Friedrich hatte der CDU-Vorsitzenden und Kanzlerin eine Mitschuld am Erstarken der Anti-Islam-Bewegung Pegida und der rechtskonservativen neuen Partei AfD gegeben. Seehofer sagte dazu, Deutschland und Bayern gehe es gut, die Zustimmung der Bevölkerung für die Politik sei hoch, der Zusammenhalt zwischen CDU und CSU sei ebenfalls gut. "Da verstehe ich eine Diskussion nicht, dass der Kurs zwar im Moment auf Zustimmung der Bevölkerung stößt, aber möglicherweise in einigen Jahren nicht mehr."

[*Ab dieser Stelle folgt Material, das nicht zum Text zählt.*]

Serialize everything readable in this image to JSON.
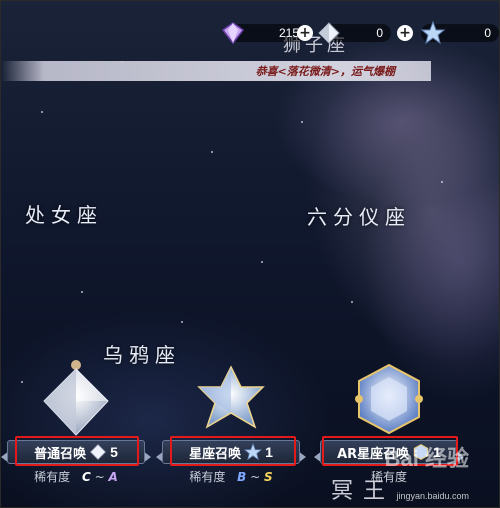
{
  "currencies": [
    {
      "name": "diamond",
      "value": "215",
      "icon": "purple-diamond-icon"
    },
    {
      "name": "crystal",
      "value": "0",
      "icon": "white-crystal-icon"
    },
    {
      "name": "star",
      "value": "0",
      "icon": "star-crystal-icon"
    }
  ],
  "top_title": "狮子座",
  "banner_text": "恭喜<落花微清>，运气爆棚",
  "constellations": {
    "virgo": "处女座",
    "sextans": "六分仪座",
    "corvus": "乌鸦座",
    "bottom": "冥王"
  },
  "summons": [
    {
      "label": "普通召唤",
      "cost": "5",
      "cost_icon": "white-crystal-icon",
      "rarity_label": "稀有度",
      "rarity_from": "C",
      "rarity_sep": "~",
      "rarity_to": "A"
    },
    {
      "label": "星座召唤",
      "cost": "1",
      "cost_icon": "star-crystal-icon",
      "rarity_label": "稀有度",
      "rarity_from": "B",
      "rarity_sep": "~",
      "rarity_to": "S"
    },
    {
      "label": "AR星座召唤",
      "cost": "1",
      "cost_icon": "ar-crystal-icon",
      "rarity_label": "稀有度",
      "rarity_from": "",
      "rarity_sep": "",
      "rarity_to": ""
    }
  ],
  "watermark": {
    "big": "Bai 经验",
    "small": "jingyan.baidu.com"
  },
  "colors": {
    "highlight_box": "#e41a1a",
    "rarity_C": "#ffffff",
    "rarity_A": "#c9a6f2",
    "rarity_B": "#7ea8ff",
    "rarity_S": "#f5d35a"
  }
}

Friedrichs Verhältnis zu Merkel gilt CSU-intern als gestört, seitdem der oberfränkische Politiker im Februar im Zuge der Edathy-Affäre zurücktreten musste. Der Vorwurf des Verrats von Dienstgeheimnissen gegen Friedrich wurde zwar später entkräftet, doch hatte dieser seinen Posten als Bundesinnenminister da bereits verloren.